Wa Lone, 32, and Kyaw Soe Oo, 28, are accused of breaching the Official Secrets Act, which carries a maximum penalty of 14 years in prison.
"We are deeply disappointed that the court declined to end this protracted and baseless proceeding against Wa Lone and Kyaw Soe Oo. These Reuters journalists were doing their jobs in an independent and impartial way, and there are no facts or evidence to suggest that they've done anything wrong or broken any law," Reuters president and editor-in-chief Stephen Adler said in a statement.
The pair has been held in custody since their arrest in December and are accused of being in possession of leaked sensitive material linked to a military crackdown in crisis-hit Rakhine state, home to Myanmar's minority Muslim Rohingya population.
"We did not commit any crimes,'' Wa Lone told journalists outside the courtroom after the ruling. "Today's court decision does not mean that we are guilty. We still have the right to a defense."
The reporters were meeting with two police officers they said they had never met before in northern Yangon. The men later told relatives that they were handed some papers, then were arrested almost immediately.
Their detention has prompted an outcry among international human rights groups.
Adler said that Monday's court decision "casts serious doubt on Myanmar's commitment to press freedom and the rule of law."
The United Nations expressed concern at the "arrest and continued detention" of the journalists. "The secretary-general has repeatedly urged for the release of the journalists and for the authorities to respect the right to freedom of expression and information," U.N. spokesman Stephane Dujarric said.

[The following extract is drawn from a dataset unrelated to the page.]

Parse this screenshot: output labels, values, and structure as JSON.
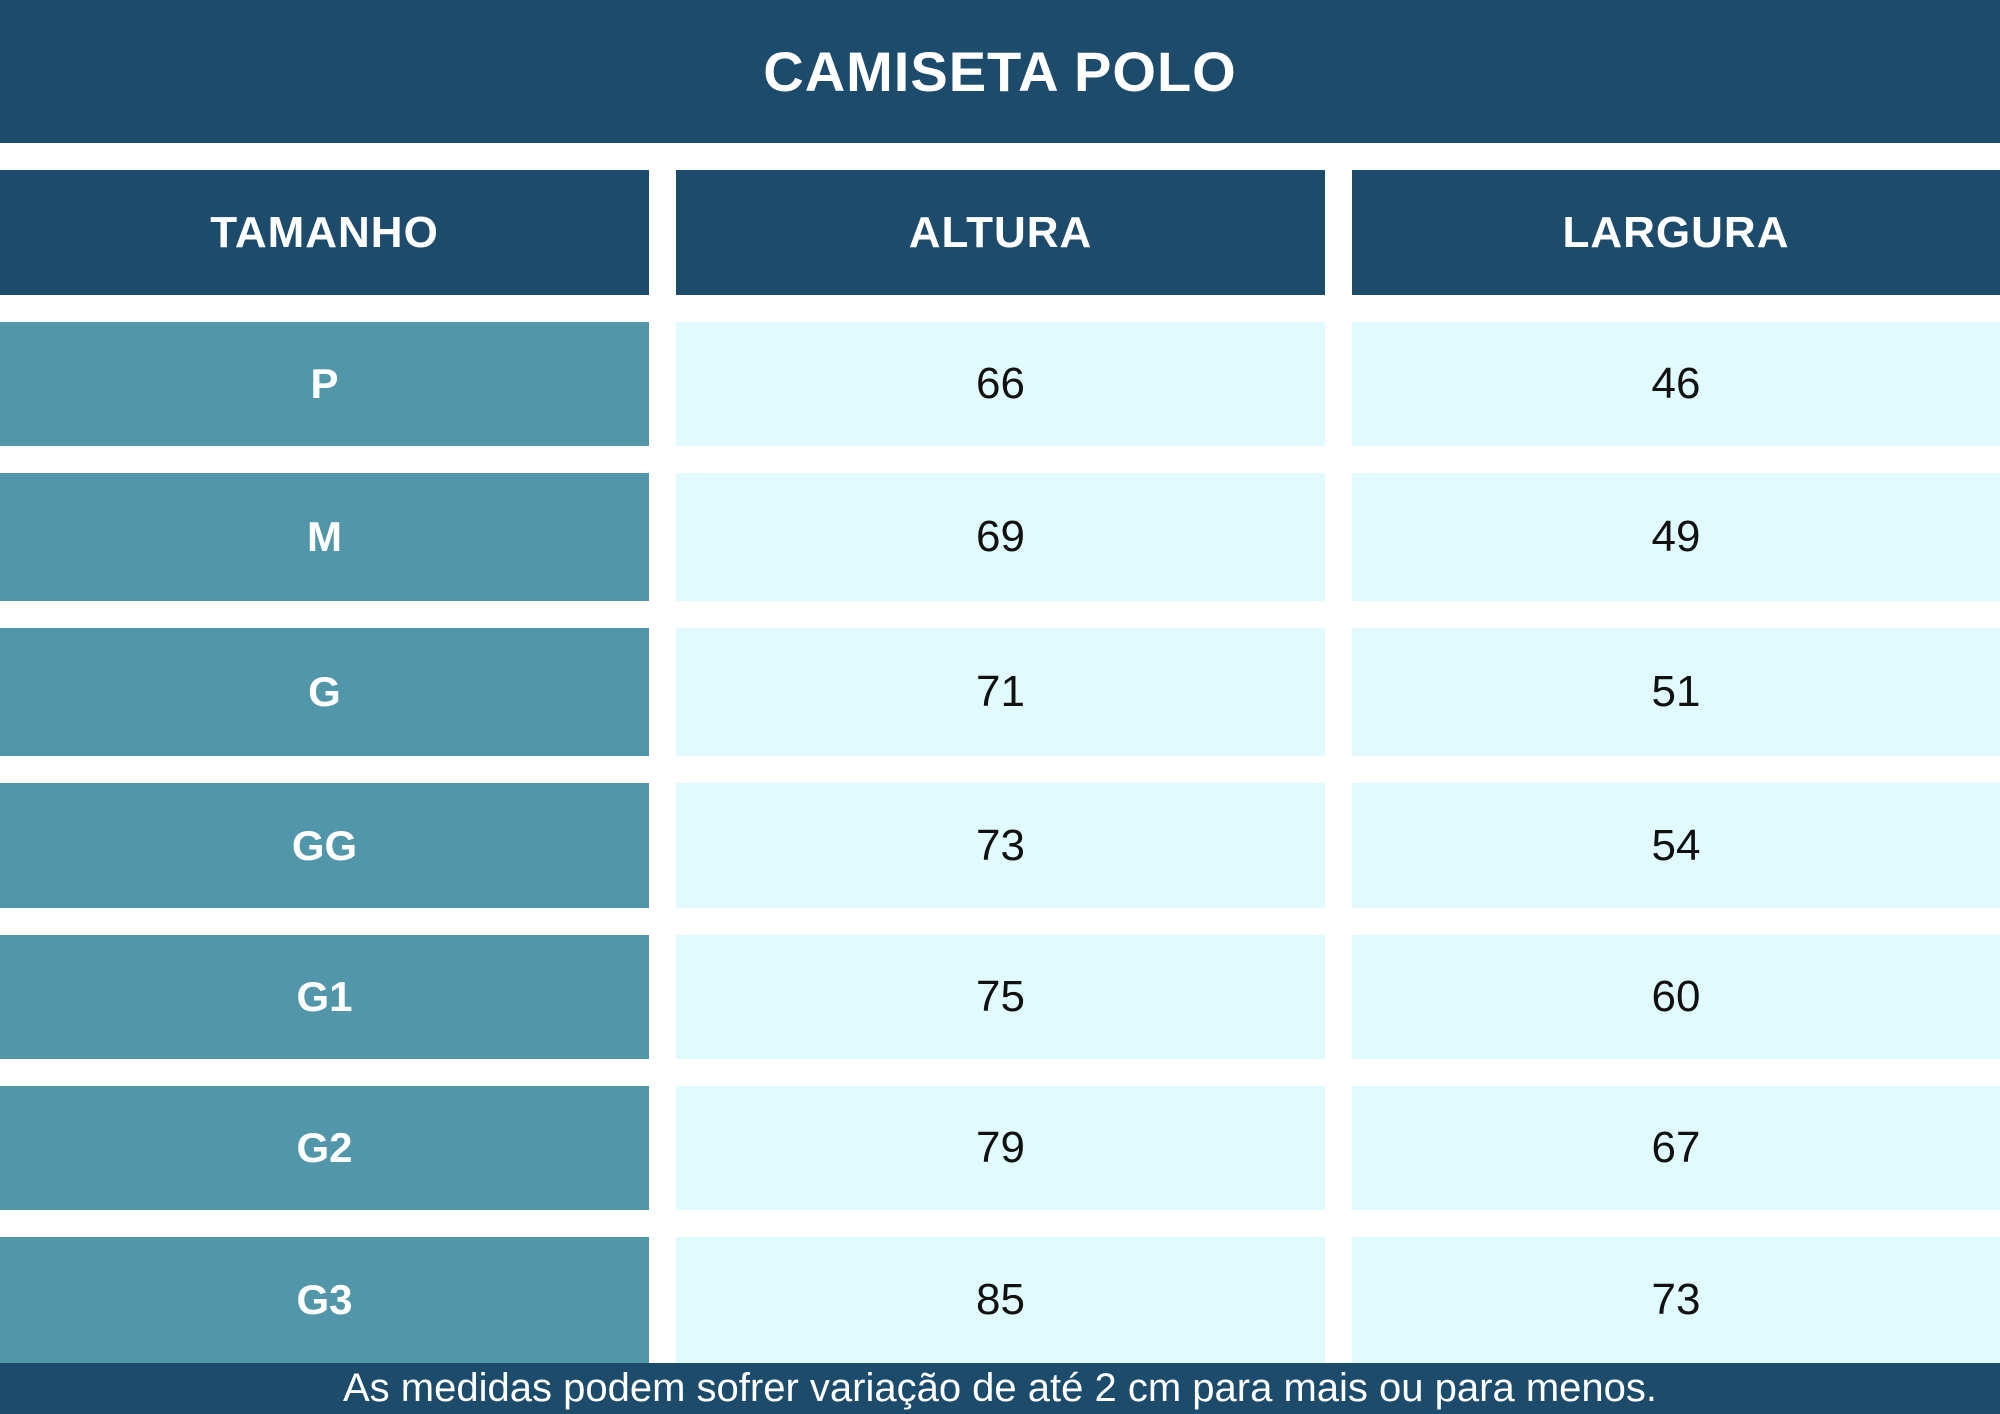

U.S. ambassador to the U.N., Nikki Haley, called on "the Burmese government to allow these journalists to return to their families and continue their work.''
"Today's action is a clear indication of the significant backsliding on human rights we've seen in Myanmar since the 2015 election," Human Rights Watch said.
More than 700,000 Rohingya have fled Myanmar's northern Rakhine state since August, after attacks by Rohingya militants against state security forces led to military reprisals. The U.N. said the military retaliated in a well-organized, systematic and coordinated manner, a "textbook example" of ethnic cleansing.
Fleeing Rohingya have told harrowing accounts of the military burning their villages in northern Rakhine state, and of rapes, killings, looting and the laying of landmines to prevent them from returning to their homes.
A recent report by a U.N. investigator warned that Myanmar's unprecedented level of human rights violations and abuses against its people will not end without concrete action by the international community against the government and military authorities.